General Batch Information
Overview / Jobs
Like many high-performance computing systems, BYU's HPC systems are managed by a batch scheduling system. This means that in order to use the systems, users must encapsulate the workload into a non-interactive job and submit that job to the scheduling system. The job can specify a number of parameters to the scheduling system, including the following:
* required attribute
- Resources Needed
- Either number of nodes and processors per node, or total number of processors
- Memory/RAM needed*
- Expected running time (or "walltime")*
- Specific node features/attributes (GPUs, processor types, etc.)
- Local disk space needed
- Events to notify on (job abort, begin, end)
- Email address to send notifications
- Job Name and output file
Jobs are created by building a job script, usually written in bash, perl, or python, that specifies the necessary parameters described above, and then contains appropriate scripting to launch the program that will do the job's work.

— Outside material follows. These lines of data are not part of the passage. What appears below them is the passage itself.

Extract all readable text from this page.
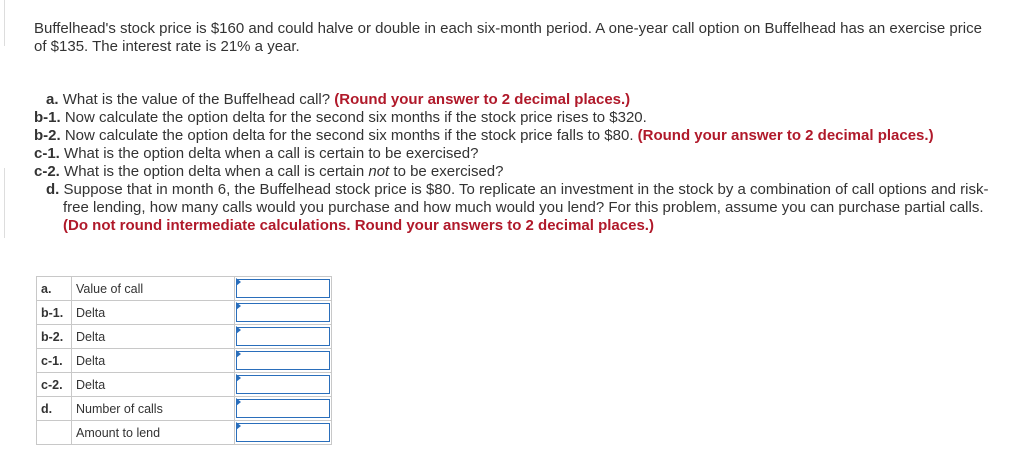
Buffelhead's stock price is $160 and could halve or double in each six-month period. A one-year call option on Buffelhead has an exercise price of $135. The interest rate is 21% a year.
a. What is the value of the Buffelhead call? (Round your answer to 2 decimal places.)
b-1. Now calculate the option delta for the second six months if the stock price rises to $320.
b-2. Now calculate the option delta for the second six months if the stock price falls to $80. (Round your answer to 2 decimal places.)
c-1. What is the option delta when a call is certain to be exercised?
c-2. What is the option delta when a call is certain not to be exercised?
d. Suppose that in month 6, the Buffelhead stock price is $80. To replicate an investment in the stock by a combination of call options and risk-free lending, how many calls would you purchase and how much would you lend? For this problem, assume you can purchase partial calls. (Do not round intermediate calculations. Round your answers to 2 decimal places.)
a.	Value of call	

b-1.	Delta	

b-2.	Delta	

c-1.	Delta	

c-2.	Delta	

d.	Number of calls	

	Amount to lend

The scheduling system keeps track of the current state of all resources and jobs and decides, based on conditions and policies we have configured, where and when to start jobs. Jobs are started in priority order until no further jobs are eligible to start or it runs out of appropriate resources. The factors that are included in the priority calculation are:
- Historical Usage Patterns (eg. how much has been recently used)
- Per user
- Per research group
- Total time queued
When the scheduling system chooses to start a job, it assigns it one or more nodes/processors, as requested by the job, and launches the provided job script on the first node in the list of those assigned. The responsibility of taking advantage of all the requested resources is left up to the job script. Please do not request more resources unless you know you can use them.
The output (both stdout and stderr) is sent to the file slurm-JOBID.out where JOBID is the unique job ID assigned when the job is submitted. The output file is created in the directory whence the job was submitted, and the output begins appearing as soon as the job starts running.